Costa Rica has turned its back on fossil fuels and is running on renewable energy for two months now, proving that a country did not have to rely on fossil fuel to keep its engine going all year round.
According to a report from the ICE, Costa Rica has relied more than 80 percent of its energy consumption on hydroelectric power since August. The remaining 20 percent was from geothermal (13 percent), wind (7 percent) and solar energy (0.01 percent).
The developing country, who is home to almost five million people, achieved a fossil-free lifestyle by utilizing the heavy rainfall experienced in their area via setting up four hydropower stations. Independent notes that this is the second time for the country to run on renewable power. The first time was last year where it did not use any fossil fuels for 285 days.
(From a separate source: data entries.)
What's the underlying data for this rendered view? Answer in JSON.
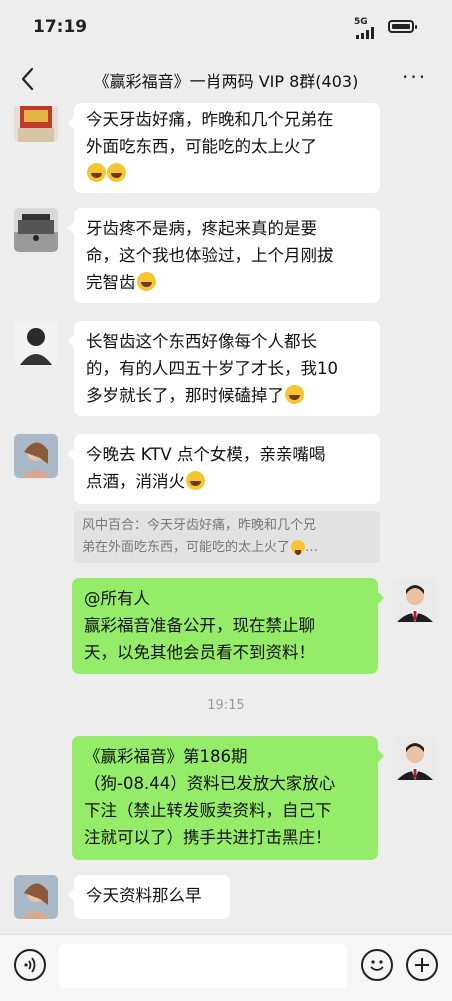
{
  "status_bar": {
    "time": "17:19",
    "network": "5G"
  },
  "header": {
    "title": "《赢彩福音》一肖两码 VIP 8群(403)"
  },
  "messages": [
    {
      "side": "in",
      "lines": [
        "今天牙齿好痛，昨晚和几个兄弟在",
        "外面吃东西，可能吃的太上火了"
      ]
    },
    {
      "side": "in",
      "lines": [
        "牙齿疼不是病，疼起来真的是要",
        "命，这个我也体验过，上个月刚拔",
        "完智齿"
      ]
    },
    {
      "side": "in",
      "lines": [
        "长智齿这个东西好像每个人都长",
        "的，有的人四五十岁了才长，我10",
        "多岁就长了，那时候磕掉了"
      ]
    },
    {
      "side": "in",
      "lines": [
        "今晚去 KTV 点个女模，亲亲嘴喝",
        "点酒，消消火"
      ]
    },
    {
      "side": "out",
      "lines": [
        "@所有人",
        "赢彩福音准备公开，现在禁止聊",
        "天，以免其他会员看不到资料！"
      ]
    },
    {
      "side": "out",
      "lines": [
        "《赢彩福音》第186期",
        "（狗-08.44）资料已发放大家放心",
        "下注（禁止转发贩卖资料，自己下",
        "注就可以了）携手共进打击黑庄！"
      ]
    },
    {
      "side": "in",
      "lines": [
        "今天资料那么早"
      ]
    }
  ],
  "quote": {
    "lines": [
      "风中百合：今天牙齿好痛，昨晚和几个兄",
      "弟在外面吃东西，可能吃的太上火了"
    ],
    "ellipsis": "…"
  },
  "timestamp": "19:15",
  "input_bar": {
    "voice_icon": "voice-icon",
    "emoji_icon": "emoji-icon",
    "add_icon": "plus-icon",
    "text_value": ""
  }
}
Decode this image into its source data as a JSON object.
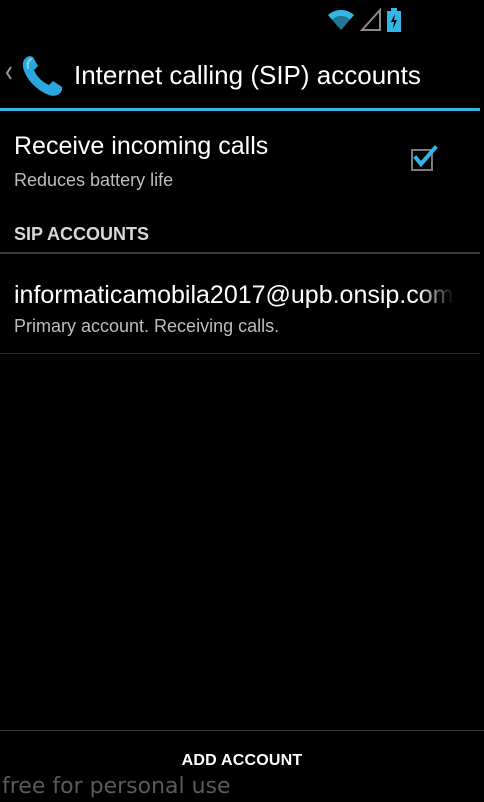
{
  "status_bar": {
    "icons": [
      "wifi-icon",
      "signal-icon",
      "battery-charging-icon"
    ],
    "accent_color": "#33b5e5"
  },
  "action_bar": {
    "title": "Internet calling (SIP) accounts",
    "up_icon": "chevron-left-icon",
    "app_icon": "phone-icon"
  },
  "receive_calls": {
    "title": "Receive incoming calls",
    "summary": "Reduces battery life",
    "checked": true
  },
  "sip_accounts": {
    "header": "SIP ACCOUNTS",
    "items": [
      {
        "name": "informaticamobila2017@upb.onsip.com",
        "summary": "Primary account. Receiving calls."
      }
    ]
  },
  "footer": {
    "add_account_label": "ADD ACCOUNT"
  },
  "watermark": "free for personal use"
}
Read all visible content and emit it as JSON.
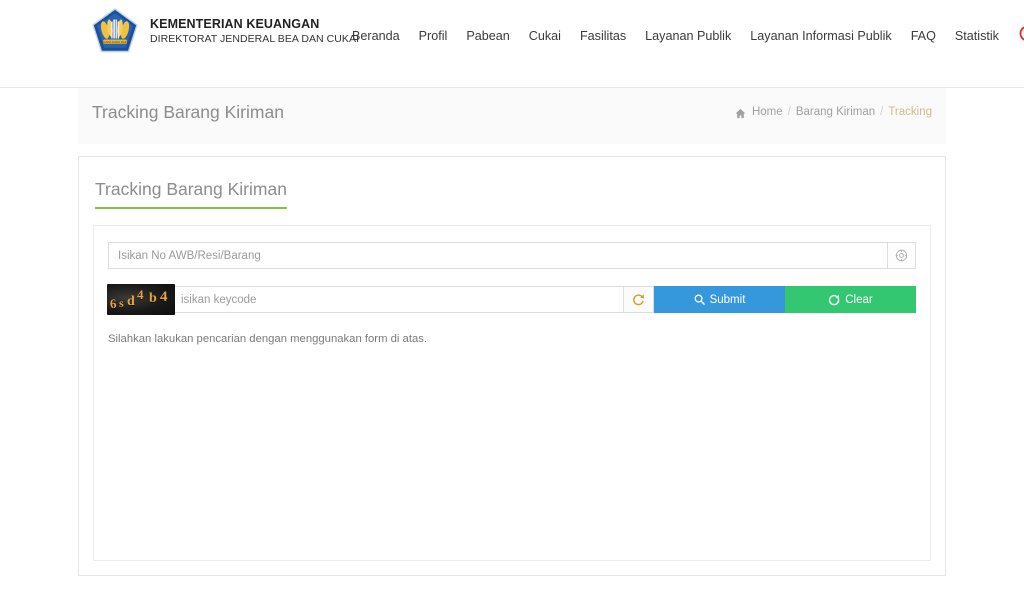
{
  "header": {
    "brand": {
      "logo_icon": "kemenkeu-pentagon-logo",
      "title": "KEMENTERIAN KEUANGAN",
      "subtitle": "DIREKTORAT JENDERAL BEA DAN CUKAI"
    },
    "nav_items": [
      {
        "label": "Beranda"
      },
      {
        "label": "Profil"
      },
      {
        "label": "Pabean"
      },
      {
        "label": "Cukai"
      },
      {
        "label": "Fasilitas"
      },
      {
        "label": "Layanan Publik"
      },
      {
        "label": "Layanan Informasi Publik"
      },
      {
        "label": "FAQ"
      },
      {
        "label": "Statistik"
      }
    ],
    "search_icon": "search-icon",
    "search_icon_color": "#e02b20"
  },
  "page": {
    "title": "Tracking Barang Kiriman",
    "breadcrumb": {
      "home_icon": "home-icon",
      "home_label": "Home",
      "separator": "/",
      "parent_label": "Barang Kiriman",
      "current_label": "Tracking",
      "current_color": "#cfbb8e"
    }
  },
  "card": {
    "title": "Tracking Barang Kiriman",
    "title_underline_color": "#82c341",
    "form": {
      "awb_input": {
        "value": "",
        "placeholder": "Isikan No AWB/Resi/Barang",
        "addon_icon": "compass-icon"
      },
      "keycode_input": {
        "value": "",
        "placeholder": "isikan keycode"
      },
      "captcha": {
        "characters": [
          "6",
          "s",
          "d",
          "4",
          "b",
          "4"
        ],
        "text": "6sd4b4",
        "text_color": "#e8a33d",
        "background_color": "#191919"
      },
      "refresh_button": {
        "icon": "refresh-icon",
        "icon_color": "#d99b2b"
      },
      "submit_button": {
        "label": "Submit",
        "icon": "search-icon",
        "color": "#3598dc"
      },
      "clear_button": {
        "label": "Clear",
        "icon": "recycle-icon",
        "color": "#32c770"
      }
    },
    "result_message": "Silahkan lakukan pencarian dengan menggunakan form di atas."
  }
}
The country is also close to completing a large Reventazón hydroelectric project, which will greatly contribute to Costa Rica’s effort to going fossil fuel-free. The project includes building five turbines along the Reventazón River that could power half a million households.
“It really is time to debunk the myth that a country has to choose between development on the one hand and environmental protection, renewables, quality of life, on the other,” Dr. Monica Araya said in a Ted Talk.
However, despite the success of Costa Rica in using clean energy, the feat may prove to be more difficult for bigger countries. The lack of heavy rainfall and high energy consumption in other countries could hinder them following suit to the Central American country’s environment friendly approach on energy.
The Costa Rica government is on a roll and is planning to become the first carbon neutral country in the world by the year 2021.